Battle heating up in Wallingford over controversial development

SEATTLE -- A battle is brewing between residents in Seattle's Wallingford neighborhood, the city and a well known developer, and it all centers around a proposed apartment complex.

Wallingford residents claim the city and a developer are ignoring their concerns, especially when it comes to the safety of families.

All parties will come together Wednesday night at the Good Shepard Center to try to hash out a plan everyone can live with.

Jim Fryett is leading the charge for more than 150 other Wallingford residents who oppose a proposal to build two large apartment buildings in the middle of their neighborhood.

"We're saying that's not acceptable to us," Fryett said. "It's very frustrating."

Every time Fryett or others in the area have voiced their concerns about the project, they claim the city and the developer, AMLI, don't seem to care.

"We are unsure we're being heard," Fryett said.

When it's built, the new complex will play home to 224 units that cover a full block just north of Wallingford Avenue, plus most of the block to the south.

Fryett and others don't like the size of the complex and they don't think it's going to fit the look or feel of the neighborhood.
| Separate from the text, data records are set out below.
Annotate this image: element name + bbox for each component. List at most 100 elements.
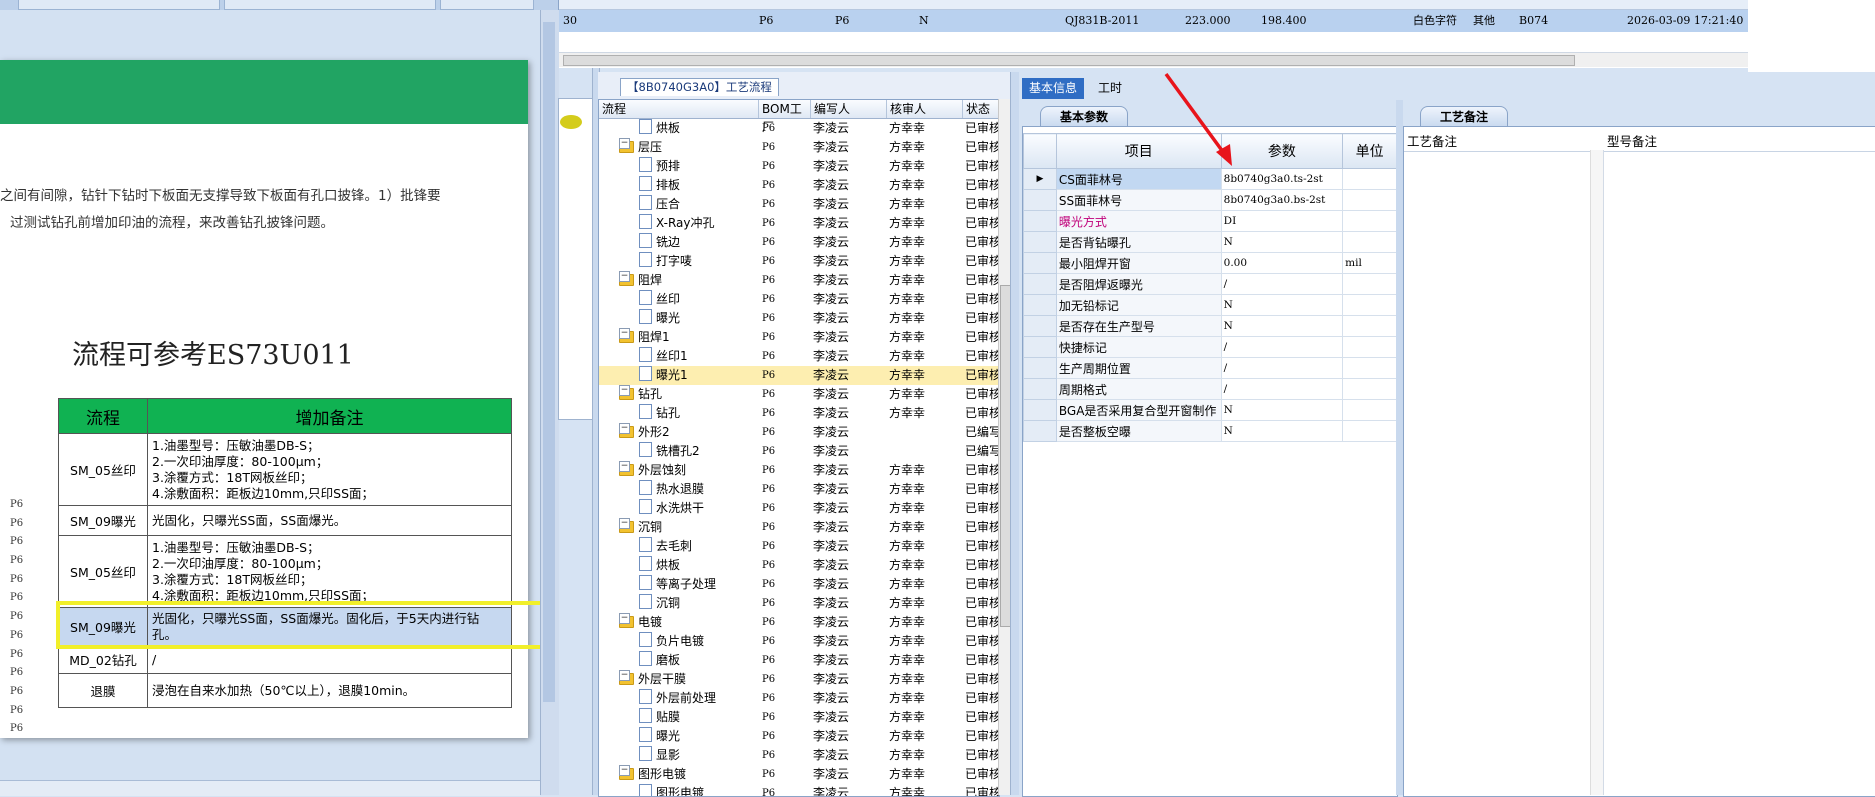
tree-step-row[interactable]: 贴膜 P6 李凌云 方幸幸 已审核 <box>599 708 999 727</box>
top-button-1[interactable] <box>18 0 220 10</box>
row-indicator[interactable] <box>1023 378 1057 400</box>
param-row[interactable]: 生产周期位置 / <box>1023 357 1397 379</box>
param-row[interactable]: SS面菲林号 8b0740g3a0.bs-2st <box>1023 189 1397 211</box>
row-indicator[interactable]: ▶ <box>1023 168 1057 190</box>
tree-step-row[interactable]: 排板 P6 李凌云 方幸幸 已审核 <box>599 176 999 195</box>
param-row[interactable]: 是否阻焊返曝光 / <box>1023 273 1397 295</box>
tree-folder-row[interactable]: − 沉铜 P6 李凌云 方幸幸 已审核 <box>599 518 999 537</box>
param-value[interactable]: N <box>1220 420 1344 442</box>
tree-step-row[interactable]: 铣槽孔2 P6 李凌云 已编写 <box>599 442 999 461</box>
row-indicator[interactable] <box>1023 420 1057 442</box>
tree-step-row[interactable]: 烘板 P6 李凌云 方幸幸 已审核 <box>599 556 999 575</box>
collapse-toggle-icon[interactable]: − <box>619 461 630 472</box>
param-value[interactable]: 8b0740g3a0.bs-2st <box>1220 189 1344 211</box>
tree-step-row[interactable]: 曝光 P6 李凌云 方幸幸 已审核 <box>599 727 999 746</box>
row-indicator[interactable] <box>1023 315 1057 337</box>
param-row[interactable]: BGA是否采用复合型开窗制作 N <box>1023 399 1397 421</box>
splitter[interactable] <box>1396 100 1403 795</box>
tree-step-row[interactable]: 水洗烘干 P6 李凌云 方幸幸 已审核 <box>599 499 999 518</box>
tree-folder-row[interactable]: − 电镀 P6 李凌云 方幸幸 已审核 <box>599 613 999 632</box>
param-value[interactable]: N <box>1220 294 1344 316</box>
tree-step-row[interactable]: 铣边 P6 李凌云 方幸幸 已审核 <box>599 233 999 252</box>
tree-folder-row[interactable]: − 图形电镀 P6 李凌云 方幸幸 已审核 <box>599 765 999 784</box>
tree-step-row[interactable]: 钻孔 P6 李凌云 方幸幸 已审核 <box>599 404 999 423</box>
tree-step-row[interactable]: 去毛刺 P6 李凌云 方幸幸 已审核 <box>599 537 999 556</box>
row-indicator[interactable] <box>1023 252 1057 274</box>
tree-step-row[interactable]: 丝印 P6 李凌云 方幸幸 已审核 <box>599 290 999 309</box>
param-row[interactable]: 是否整板空曝 N <box>1023 420 1397 442</box>
param-row[interactable]: 是否存在生产型号 N <box>1023 315 1397 337</box>
param-row[interactable]: 快捷标记 / <box>1023 336 1397 358</box>
tree-folder-row[interactable]: − 层压 P6 李凌云 方幸幸 已审核 <box>599 138 999 157</box>
tree-step-row[interactable]: 显影 P6 李凌云 方幸幸 已审核 <box>599 746 999 765</box>
param-value[interactable]: / <box>1220 378 1344 400</box>
tree-step-row[interactable]: 热水退膜 P6 李凌云 方幸幸 已审核 <box>599 480 999 499</box>
tree-step-row[interactable]: 打字唛 P6 李凌云 方幸幸 已审核 <box>599 252 999 271</box>
collapse-toggle-icon[interactable]: − <box>619 423 630 434</box>
tree-step-row[interactable]: 沉铜 P6 李凌云 方幸幸 已审核 <box>599 594 999 613</box>
row-indicator[interactable] <box>1023 357 1057 379</box>
tree-folder-row[interactable]: − 外层干膜 P6 李凌云 方幸幸 已审核 <box>599 670 999 689</box>
row-indicator[interactable] <box>1023 399 1057 421</box>
param-value[interactable]: N <box>1220 399 1344 421</box>
tab-work-hours[interactable]: 工时 <box>1090 78 1130 99</box>
subtab-basic-params[interactable]: 基本参数 <box>1040 106 1128 127</box>
tree-step-row[interactable]: 烘板 P6 李凌云 方幸幸 已审核 <box>599 119 999 138</box>
param-value[interactable]: 0.00 <box>1220 252 1344 274</box>
tree-step-row[interactable]: 磨板 P6 李凌云 方幸幸 已审核 <box>599 651 999 670</box>
col-header-author[interactable]: 编写人 <box>811 100 887 118</box>
tree-folder-row[interactable]: − 阻焊1 P6 李凌云 方幸幸 已审核 <box>599 328 999 347</box>
col-header-flow[interactable]: 流程 <box>599 100 759 118</box>
subtab-craft-notes[interactable]: 工艺备注 <box>1420 106 1508 127</box>
param-value[interactable]: N <box>1220 231 1344 253</box>
tree-folder-row[interactable]: − 外形2 P6 李凌云 已编写 <box>599 423 999 442</box>
scroll-thumb[interactable] <box>563 55 1575 66</box>
process-panel-title[interactable]: 【8B0740G3A0】工艺流程 <box>620 78 779 96</box>
document-vscrollbar[interactable] <box>540 10 559 795</box>
collapse-toggle-icon[interactable]: − <box>619 385 630 396</box>
tree-step-row[interactable]: 负片电镀 P6 李凌云 方幸幸 已审核 <box>599 632 999 651</box>
col-header-reviewer[interactable]: 核审人 <box>887 100 963 118</box>
param-value[interactable]: / <box>1220 336 1344 358</box>
collapse-toggle-icon[interactable]: − <box>619 518 630 529</box>
tree-step-row[interactable]: 丝印1 P6 李凌云 方幸幸 已审核 <box>599 347 999 366</box>
top-button-3[interactable] <box>440 0 534 10</box>
collapse-toggle-icon[interactable]: − <box>619 670 630 681</box>
tree-folder-row[interactable]: − 钻孔 P6 李凌云 方幸幸 已审核 <box>599 385 999 404</box>
param-value[interactable]: N <box>1220 315 1344 337</box>
param-row[interactable]: 是否背钻曝孔 N <box>1023 231 1397 253</box>
row-indicator[interactable] <box>1023 273 1057 295</box>
comment-bubble-icon[interactable] <box>560 115 582 129</box>
row-indicator[interactable] <box>1023 210 1057 232</box>
tree-folder-row[interactable]: − 阻焊 P6 李凌云 方幸幸 已审核 <box>599 271 999 290</box>
tree-folder-row[interactable]: − 外层蚀刻 P6 李凌云 方幸幸 已审核 <box>599 461 999 480</box>
tree-step-row[interactable]: 等离子处理 P6 李凌云 方幸幸 已审核 <box>599 575 999 594</box>
document-hscrollbar[interactable] <box>0 780 540 796</box>
collapse-toggle-icon[interactable]: − <box>619 328 630 339</box>
collapse-toggle-icon[interactable]: − <box>619 765 630 776</box>
top-grid-hscrollbar[interactable] <box>559 52 1749 67</box>
tree-step-row[interactable]: 外层前处理 P6 李凌云 方幸幸 已审核 <box>599 689 999 708</box>
tree-step-row[interactable]: X-Ray冲孔 P6 李凌云 方幸幸 已审核 <box>599 214 999 233</box>
craft-notes-scrollbar[interactable] <box>1590 150 1603 795</box>
tree-step-row[interactable]: 曝光1 P6 李凌云 方幸幸 已审核 <box>599 366 999 385</box>
row-indicator[interactable] <box>1023 336 1057 358</box>
param-value[interactable]: DI <box>1220 210 1344 232</box>
param-row[interactable]: 周期格式 / <box>1023 378 1397 400</box>
param-row[interactable]: 加无铅标记 N <box>1023 294 1397 316</box>
collapse-toggle-icon[interactable]: − <box>619 271 630 282</box>
col-header-model-note[interactable]: 型号备注 <box>1604 133 1657 151</box>
row-indicator[interactable] <box>1023 189 1057 211</box>
param-value[interactable]: 8b0740g3a0.ts-2st <box>1220 168 1344 190</box>
col-header-plant[interactable]: BOM工厂 <box>759 100 811 134</box>
collapse-toggle-icon[interactable]: − <box>619 613 630 624</box>
top-button-2[interactable] <box>224 0 436 10</box>
tree-step-row[interactable]: 曝光 P6 李凌云 方幸幸 已审核 <box>599 309 999 328</box>
param-row[interactable]: ▶ CS面菲林号 8b0740g3a0.ts-2st <box>1023 168 1397 190</box>
tree-step-row[interactable]: 图形电镀 P6 李凌云 方幸幸 已审核 <box>599 784 999 796</box>
collapse-toggle-icon[interactable]: − <box>619 138 630 149</box>
top-grid-selected-row[interactable]: 30 P6 P6 N QJ831B-2011 223.000 198.400 白… <box>559 10 1749 32</box>
param-row[interactable]: 最小阻焊开窗 0.00 mil <box>1023 252 1397 274</box>
param-value[interactable]: / <box>1220 273 1344 295</box>
row-indicator[interactable] <box>1023 231 1057 253</box>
They fear the developer won't include any shops or stores on the first floor of the complex that could benefit the rest of the community.

They also hate that the only way in or out of the complex's parking garage will be along Burke Avenue, which they say is a quiet street where kids often play.

Fryett is asking AMLI to consider the neighborhood's concerns.

"We're going to be here in 20-years, and we know they're not," he said.

AMLI didn't return phone calls for comment on the story, but its website says the company specializes in multi-family, high value apartments.

A city spokesperson has encouraged Fryett and others to share their concerns and said all of their comments will be reviewed.

Fryett now worries the city will approve AMLI's plans and issue a building permit without any input from people who actually live in the neighborhood.

"It makes you feel skeptical about the whole process," he said.

Fryett is expecting more than 100 people at Wednesday meeting, which starts at 7 p.m.